Puisqu’il nous faut nous réapproprier la violence, il est indispensable de proposer une grille de lecture qui la replace à sa juste place dans son rapport dialectique au politique. Nous verrons qu’à rebours des discours dominants qui tentent d’expurger la violence du politique, la première est au cœur du second, elle est ce qui le rend possible et le hante à tout instant.

Les rapports entre politique et violence

La violence tue, elle fait couler le sang, elle fait valser les lames et tomber les têtes, elle fait pleuvoir les coups et s’effondrer les corps ; la violence casse, arrache, mutile, estropie, saccage, massacre, anéantit, blesse, meurtrit ; elle s’enivre de la souffrance et se grise du chaos ; la violence n’appelle jamais qu’elle-même : toujours plus de violence pour répondre à la violence, vae victis ; elle est le mouvement perpétuel qui n’accepte qu’un seul terme : la mort. Voilà ce que sont les effets de la violence : les ecchymoses, les hématomes, les contusions, les démembrements, les dépeçages, les décapitations, les tortures, les éviscérations, les viols, les amputations, les fractures, les égorgements, les saignées, les lacérations, les énucléations, les écorchures, les brûlures, les noyades, les lapidations, les pendaisons, les fusillades… une liste longue comme l’Histoire humaine. La violence peut aussi être symbolique, c’est celle qu’on exerce par l’utilisation de symboles dans un sens très large : injures, manipulations, humiliations, outrages, trahisons, mensonges… Une violence non physique peut faire des dégâts tout aussi considérables chez celui sur qui elle s’exerce.

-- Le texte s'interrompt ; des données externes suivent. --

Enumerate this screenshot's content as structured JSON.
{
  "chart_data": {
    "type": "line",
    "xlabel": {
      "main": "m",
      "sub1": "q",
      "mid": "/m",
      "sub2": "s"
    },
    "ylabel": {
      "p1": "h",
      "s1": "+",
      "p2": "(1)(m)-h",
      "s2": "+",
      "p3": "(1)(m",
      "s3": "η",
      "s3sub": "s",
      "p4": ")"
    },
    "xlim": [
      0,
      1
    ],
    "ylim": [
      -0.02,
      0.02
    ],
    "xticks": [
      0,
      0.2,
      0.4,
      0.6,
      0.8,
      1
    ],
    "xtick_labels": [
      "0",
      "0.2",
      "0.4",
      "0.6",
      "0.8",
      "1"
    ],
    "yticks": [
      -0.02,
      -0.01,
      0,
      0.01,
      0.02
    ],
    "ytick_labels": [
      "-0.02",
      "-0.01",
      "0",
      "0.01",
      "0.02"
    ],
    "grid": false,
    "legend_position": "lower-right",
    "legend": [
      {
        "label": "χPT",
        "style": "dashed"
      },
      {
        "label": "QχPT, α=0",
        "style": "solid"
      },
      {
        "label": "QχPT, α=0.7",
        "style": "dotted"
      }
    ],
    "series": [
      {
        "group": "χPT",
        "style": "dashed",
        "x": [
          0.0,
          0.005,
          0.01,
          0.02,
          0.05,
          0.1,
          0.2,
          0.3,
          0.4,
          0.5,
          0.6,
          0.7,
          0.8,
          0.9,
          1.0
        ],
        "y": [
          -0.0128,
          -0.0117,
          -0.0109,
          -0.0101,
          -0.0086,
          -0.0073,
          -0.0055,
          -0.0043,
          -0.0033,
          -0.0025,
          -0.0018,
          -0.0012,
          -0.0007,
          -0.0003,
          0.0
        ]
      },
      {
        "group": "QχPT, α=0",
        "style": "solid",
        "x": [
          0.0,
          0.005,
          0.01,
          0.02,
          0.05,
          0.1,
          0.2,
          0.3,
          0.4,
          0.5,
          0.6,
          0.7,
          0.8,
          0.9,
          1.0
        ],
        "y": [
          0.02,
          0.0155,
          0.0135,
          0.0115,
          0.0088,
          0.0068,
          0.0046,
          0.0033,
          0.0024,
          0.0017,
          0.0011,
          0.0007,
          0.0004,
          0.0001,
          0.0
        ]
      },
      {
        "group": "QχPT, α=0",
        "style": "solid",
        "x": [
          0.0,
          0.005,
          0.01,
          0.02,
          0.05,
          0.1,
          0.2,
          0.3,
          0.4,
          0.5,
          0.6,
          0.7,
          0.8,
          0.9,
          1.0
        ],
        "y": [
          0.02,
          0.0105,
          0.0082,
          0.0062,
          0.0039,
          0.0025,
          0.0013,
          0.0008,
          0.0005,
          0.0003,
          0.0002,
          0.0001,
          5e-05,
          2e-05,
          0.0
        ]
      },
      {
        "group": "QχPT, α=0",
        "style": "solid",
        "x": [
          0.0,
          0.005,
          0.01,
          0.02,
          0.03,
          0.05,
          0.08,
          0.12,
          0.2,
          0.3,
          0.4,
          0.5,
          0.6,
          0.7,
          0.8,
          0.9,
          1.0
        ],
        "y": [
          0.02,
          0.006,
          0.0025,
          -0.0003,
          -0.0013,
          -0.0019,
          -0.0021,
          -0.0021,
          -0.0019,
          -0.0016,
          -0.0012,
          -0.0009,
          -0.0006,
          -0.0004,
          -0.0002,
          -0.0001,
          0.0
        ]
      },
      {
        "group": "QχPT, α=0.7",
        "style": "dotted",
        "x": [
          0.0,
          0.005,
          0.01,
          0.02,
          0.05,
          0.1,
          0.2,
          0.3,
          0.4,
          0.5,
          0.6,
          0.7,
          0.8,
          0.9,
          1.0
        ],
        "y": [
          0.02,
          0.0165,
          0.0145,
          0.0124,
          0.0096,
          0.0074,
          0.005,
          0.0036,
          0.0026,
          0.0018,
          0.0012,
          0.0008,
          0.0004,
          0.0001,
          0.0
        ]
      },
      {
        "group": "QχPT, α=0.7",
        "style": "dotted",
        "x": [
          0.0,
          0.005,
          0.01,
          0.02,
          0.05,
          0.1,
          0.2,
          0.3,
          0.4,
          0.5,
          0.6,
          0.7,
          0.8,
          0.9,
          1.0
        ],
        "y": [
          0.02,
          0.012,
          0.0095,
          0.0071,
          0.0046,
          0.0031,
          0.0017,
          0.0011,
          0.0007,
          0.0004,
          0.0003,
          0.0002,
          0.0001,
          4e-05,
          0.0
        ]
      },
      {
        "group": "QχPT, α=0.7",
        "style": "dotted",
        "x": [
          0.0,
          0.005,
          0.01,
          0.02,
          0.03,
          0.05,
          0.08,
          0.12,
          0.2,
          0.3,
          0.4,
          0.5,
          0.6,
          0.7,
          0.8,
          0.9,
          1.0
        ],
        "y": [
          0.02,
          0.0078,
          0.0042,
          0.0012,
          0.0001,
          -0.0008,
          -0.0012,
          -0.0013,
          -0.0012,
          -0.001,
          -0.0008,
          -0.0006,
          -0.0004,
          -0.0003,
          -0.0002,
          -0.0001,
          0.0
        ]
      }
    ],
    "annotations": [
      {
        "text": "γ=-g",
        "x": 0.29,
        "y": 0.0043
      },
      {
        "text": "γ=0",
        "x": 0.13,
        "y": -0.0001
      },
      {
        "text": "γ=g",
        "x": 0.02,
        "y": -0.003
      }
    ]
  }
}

Partant de là, on pourrait se contenter d’adopter par exemple la définition proposée par Yves Michaud :

« Il y a violence quand, dans une situation d’interaction, un ou plusieurs acteurs agissent de manière directe ou indirecte, massée ou distribuée, en portant atteinte à un ou plusieurs autres, à des degrés variables, soit dans leur intégrité physique, soit leur intégrité morale, soit dans leurs possessions, soit dans leurs participations symboliques et culturelles. »[9]

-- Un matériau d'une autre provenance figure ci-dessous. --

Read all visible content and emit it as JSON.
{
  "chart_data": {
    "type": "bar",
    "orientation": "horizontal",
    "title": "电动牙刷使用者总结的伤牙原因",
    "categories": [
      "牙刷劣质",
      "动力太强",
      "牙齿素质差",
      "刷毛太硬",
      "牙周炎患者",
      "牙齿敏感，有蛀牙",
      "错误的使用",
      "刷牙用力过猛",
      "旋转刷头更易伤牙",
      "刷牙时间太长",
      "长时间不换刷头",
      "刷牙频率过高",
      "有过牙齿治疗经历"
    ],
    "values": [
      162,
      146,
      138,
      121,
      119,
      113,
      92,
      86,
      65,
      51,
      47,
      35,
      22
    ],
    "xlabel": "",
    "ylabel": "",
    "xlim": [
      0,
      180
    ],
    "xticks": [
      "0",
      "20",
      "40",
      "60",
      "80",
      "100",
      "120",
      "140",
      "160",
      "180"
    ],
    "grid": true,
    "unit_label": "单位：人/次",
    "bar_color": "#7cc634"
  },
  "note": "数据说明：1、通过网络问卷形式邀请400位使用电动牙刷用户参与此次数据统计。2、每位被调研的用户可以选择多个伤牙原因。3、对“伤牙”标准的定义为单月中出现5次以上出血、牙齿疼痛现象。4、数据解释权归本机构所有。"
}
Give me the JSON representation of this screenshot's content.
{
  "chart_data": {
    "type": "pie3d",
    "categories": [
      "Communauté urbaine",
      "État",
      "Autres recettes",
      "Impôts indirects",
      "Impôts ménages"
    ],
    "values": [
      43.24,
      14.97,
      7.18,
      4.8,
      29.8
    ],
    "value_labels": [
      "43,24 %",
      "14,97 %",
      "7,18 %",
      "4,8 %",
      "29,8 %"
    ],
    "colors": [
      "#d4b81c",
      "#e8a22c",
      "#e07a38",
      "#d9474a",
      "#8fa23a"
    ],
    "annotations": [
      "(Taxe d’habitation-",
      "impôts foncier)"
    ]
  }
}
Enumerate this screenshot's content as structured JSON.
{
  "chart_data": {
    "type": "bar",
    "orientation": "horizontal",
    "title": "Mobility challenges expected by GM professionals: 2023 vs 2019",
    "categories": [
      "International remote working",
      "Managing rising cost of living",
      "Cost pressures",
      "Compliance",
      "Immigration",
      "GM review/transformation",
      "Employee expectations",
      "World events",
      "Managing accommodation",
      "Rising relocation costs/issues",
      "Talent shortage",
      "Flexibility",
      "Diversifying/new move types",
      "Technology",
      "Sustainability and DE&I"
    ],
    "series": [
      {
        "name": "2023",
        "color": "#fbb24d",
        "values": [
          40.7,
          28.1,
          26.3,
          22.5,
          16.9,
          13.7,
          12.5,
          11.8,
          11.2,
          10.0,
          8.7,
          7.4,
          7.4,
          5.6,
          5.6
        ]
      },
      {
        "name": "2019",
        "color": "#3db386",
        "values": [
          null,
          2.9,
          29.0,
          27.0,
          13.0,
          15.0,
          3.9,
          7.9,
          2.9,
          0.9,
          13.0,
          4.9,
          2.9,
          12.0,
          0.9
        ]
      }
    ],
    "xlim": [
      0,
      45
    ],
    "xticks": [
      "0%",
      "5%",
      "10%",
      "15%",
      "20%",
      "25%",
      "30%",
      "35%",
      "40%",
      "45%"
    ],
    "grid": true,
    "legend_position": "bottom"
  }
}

C’est clair, net, sans bavure, et permet de rendre compte des situations de violence objective. Autrui est présenté comme point de référence de la violence ; l’autre pris dans son extension maximale : son corps, son esprit, ses possessions, ses participations. Cependant, la force de cette définition est aussi sa faiblesse : elle évacue toute notion de légitimité et a une portée démesurée, de sorte qu’au final, toute contrainte, ou presque, devient violence. Le problème surgit alors : on ne peut plus distinguer violence et pouvoir – et politique. Or, « il convient de bien distinguer le pouvoir, en tant qu’usage de la force fondé sur le droit, de la violence, en tant qu’abus de la force. En effet, s’il n’était plus possible de distinguer ces deux notions, cela signifierait ipso facto que toute violence deviendrait légitime. On sortirait alors de l’état politique. »[10]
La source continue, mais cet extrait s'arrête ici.